Data for manuscript 'An analytical approach to ascertain saturation-excess versus infiltration-excess overland flow in urban and reference landscapes'

Uncontrolled overland flow drives flooding, erosion, and contaminant transport, with the severity of these outcomes often amplified in urban areas. In pervious media such as urban soils, overland flow is initiated via either infiltration‐excess (where precipitation rate exceeds infiltration capacity) or saturation‐excess (when precipitation volume exceeds soil profile storage) mechanisms. These processes call for different management strategies, making it important for municipalities to discern between them. In this study, we derived a generalized one‐dimensional model that distinguishes between infiltration‐excess overland flow (IEOF) and saturation‐excess overland flow (SEOF) using Green–Ampt infiltration concepts. Next, we applied this model to estimate overland flow generation from pervious areas in 11 U.S. cities. We used rainfall forcing that represented low‐ and high‐intensity events and compared responses among measured urban versus predevelopment reference soil hydraulic properties. The derivation showed that the propensity for IEOF versus SEOF is related to the equivalence between two nondimensional ratios: (a) precipitation rate to depth‐weighted hydraulic conductivity and (b) depth of soil profile restrictive layer to soil capillary potential. Across all cities, reference soil profiles were associated with greater IEOF for the high‐intensity set of storms, and urbanized soil profiles tended towards production of SEOF during the lower intensity set of storms. Urban soils produced more cumulative overland flow as a fraction of cumulative precipitation than did reference soils, particularly under conditions associated with SEOF. These results will assist cities in identifying the type and extent of interventions needed to manage storm water produced from pervious areas.

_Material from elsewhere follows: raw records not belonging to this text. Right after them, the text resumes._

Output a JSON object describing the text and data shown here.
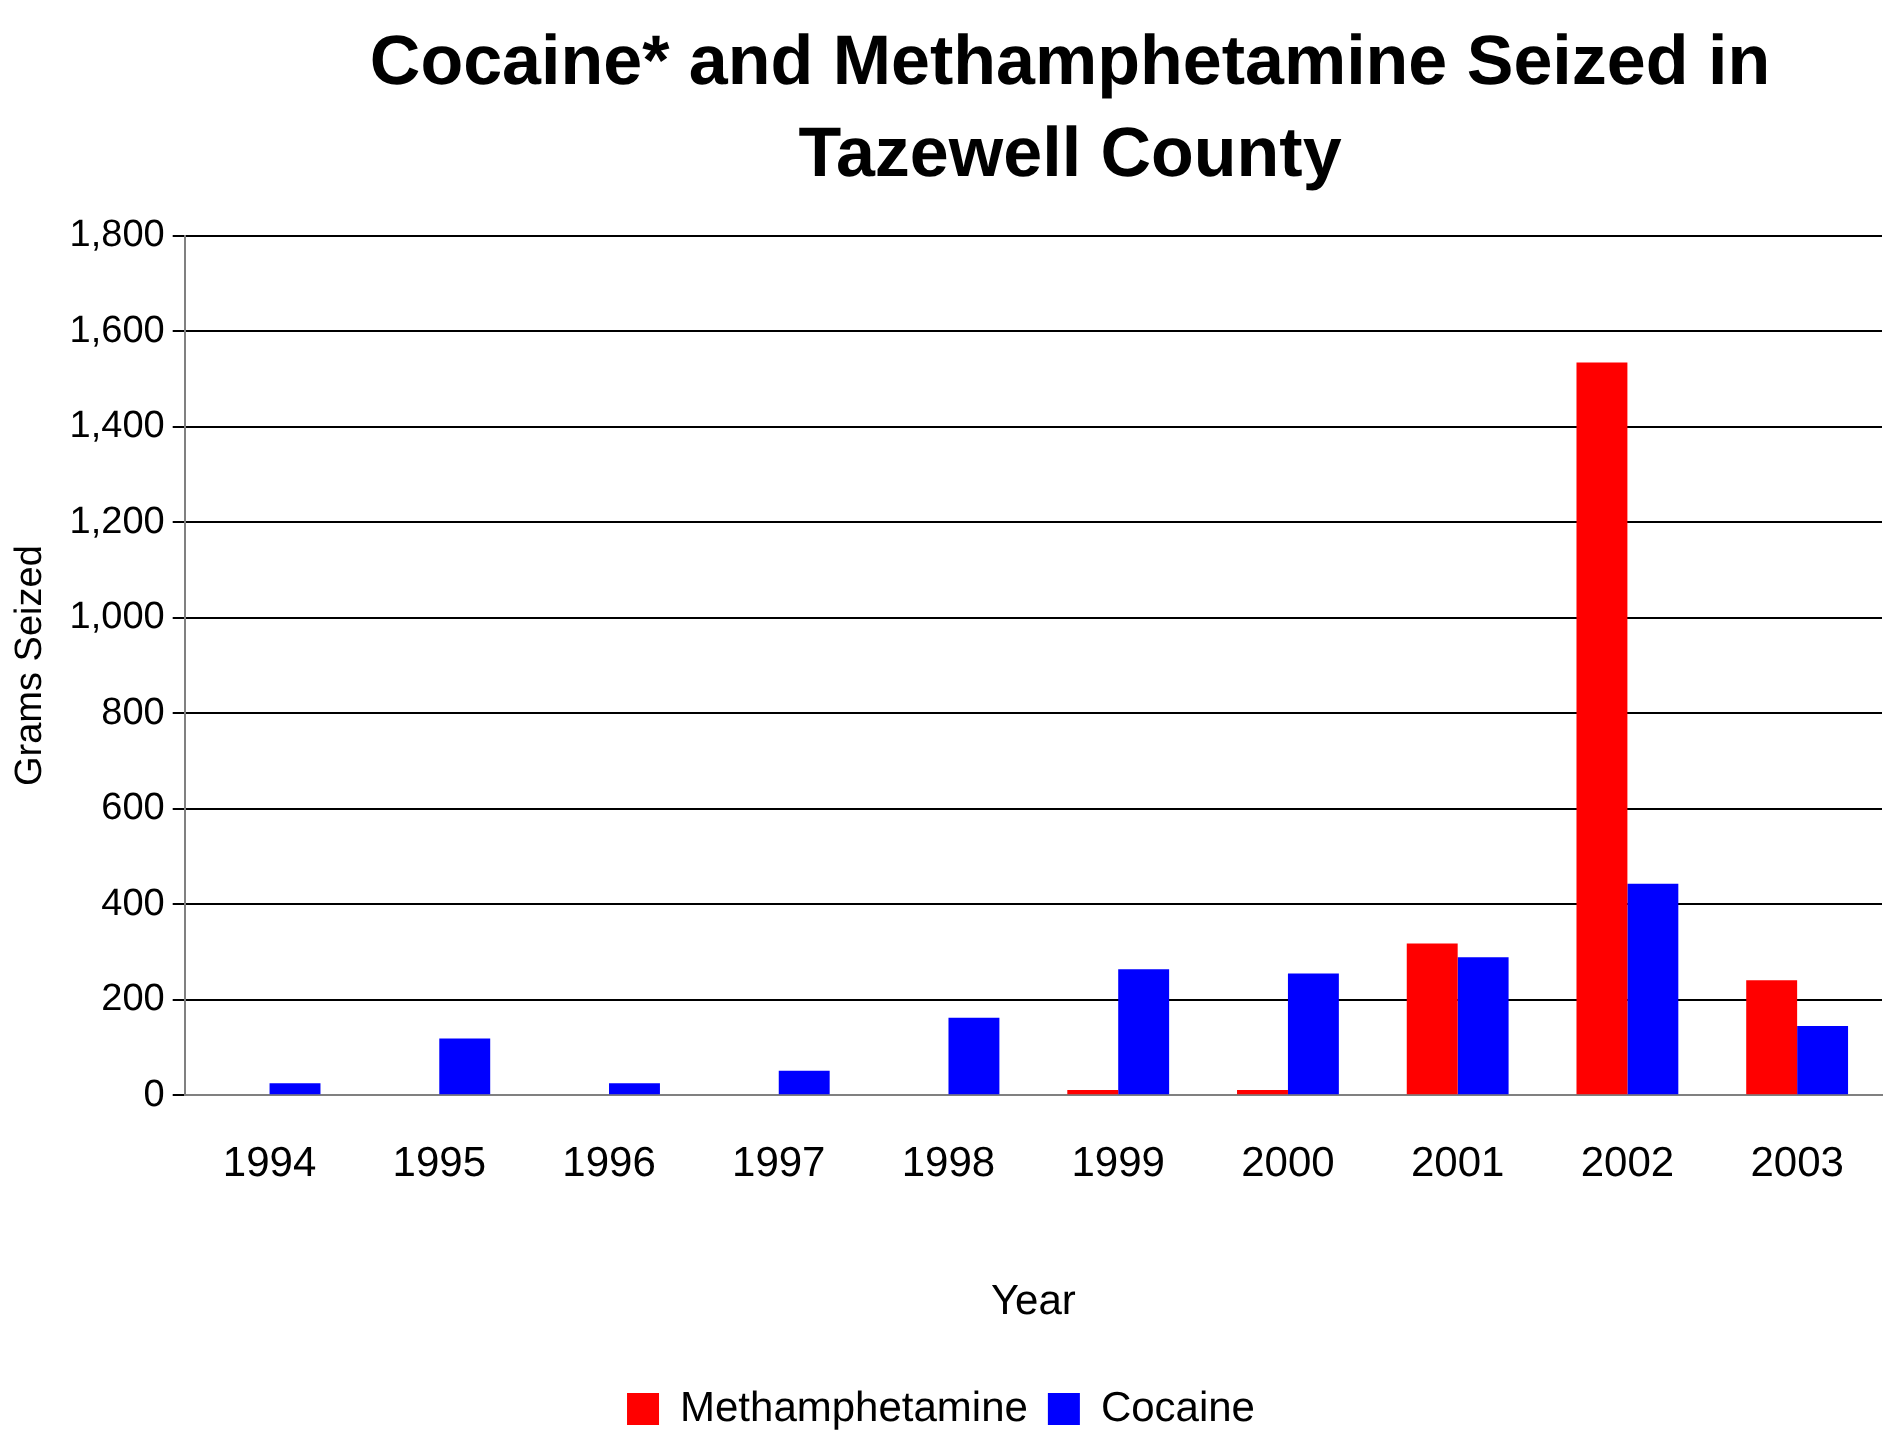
{
  "chart_data": {
    "type": "bar",
    "title": "Cocaine* and Methamphetamine Seized in Tazewell County",
    "xlabel": "Year",
    "ylabel": "Grams Seized",
    "categories": [
      "1994",
      "1995",
      "1996",
      "1997",
      "1998",
      "1999",
      "2000",
      "2001",
      "2002",
      "2003"
    ],
    "series": [
      {
        "name": "Methamphetamine",
        "color": "#ff0000",
        "values": [
          0,
          0,
          0,
          0,
          0,
          11,
          11,
          318,
          1535,
          241
        ]
      },
      {
        "name": "Cocaine",
        "color": "#0000ff",
        "values": [
          25,
          119,
          25,
          51,
          162,
          264,
          255,
          289,
          443,
          145
        ]
      }
    ],
    "ylim": [
      0,
      1800
    ],
    "yticks": [
      {
        "value": 0,
        "label": "0"
      },
      {
        "value": 200,
        "label": "200"
      },
      {
        "value": 400,
        "label": "400"
      },
      {
        "value": 600,
        "label": "600"
      },
      {
        "value": 800,
        "label": "800"
      },
      {
        "value": 1000,
        "label": "1,000"
      },
      {
        "value": 1200,
        "label": "1,200"
      },
      {
        "value": 1400,
        "label": "1,400"
      },
      {
        "value": 1600,
        "label": "1,600"
      },
      {
        "value": 1800,
        "label": "1,800"
      }
    ],
    "grid": "y",
    "legend": "bottom"
  }
}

无控制的陆面径流导致洪水、侵蚀和污染物迁移，其影响之严重性在城市地区往往更为加剧。在城市土壤等透水性介质中，陆面径流的产生通过渗透过剩（降水速率超过渗透能力）或饱和过剩（当降水量超过土壤剖面存储量时）机制实现。这些过程需要不同的管理策略，因此对于市政当局来说，区分它们至关重要。在本研究中，我们基于Green–Ampt渗透概念，推导出一个通用的单维模型，用以区分渗透过剩陆面径流（IEOF）和饱和过剩陆面径流（SEOF）。随后，我们将该模型应用于估算11个美国城市透水区域的陆面径流产生。我们使用了代表低强度和高强度事件的降雨强迫，并比较了测量得到的城市土壤与未开发参考土壤的水力特性的响应。推导结果显示，IEOF与SEOF的倾向性与两个无量纲比值的等价性相关：（a）降水速率与深度加权水力导率；（b）土壤剖面限制层深度与土壤毛管势。在所有城市中，对于高强度风暴，参考土壤剖面与较大的IEOF相关联，而城市土壤剖面在低强度风暴期间倾向于产生SEOF。城市土壤产生的累积陆面径流占累积降水量的比例，比参考土壤更多，尤其是在与SEOF相关的条件下。这些结果将有助于城市确定管理从透水区域产生的城市雨水的干预类型和程度。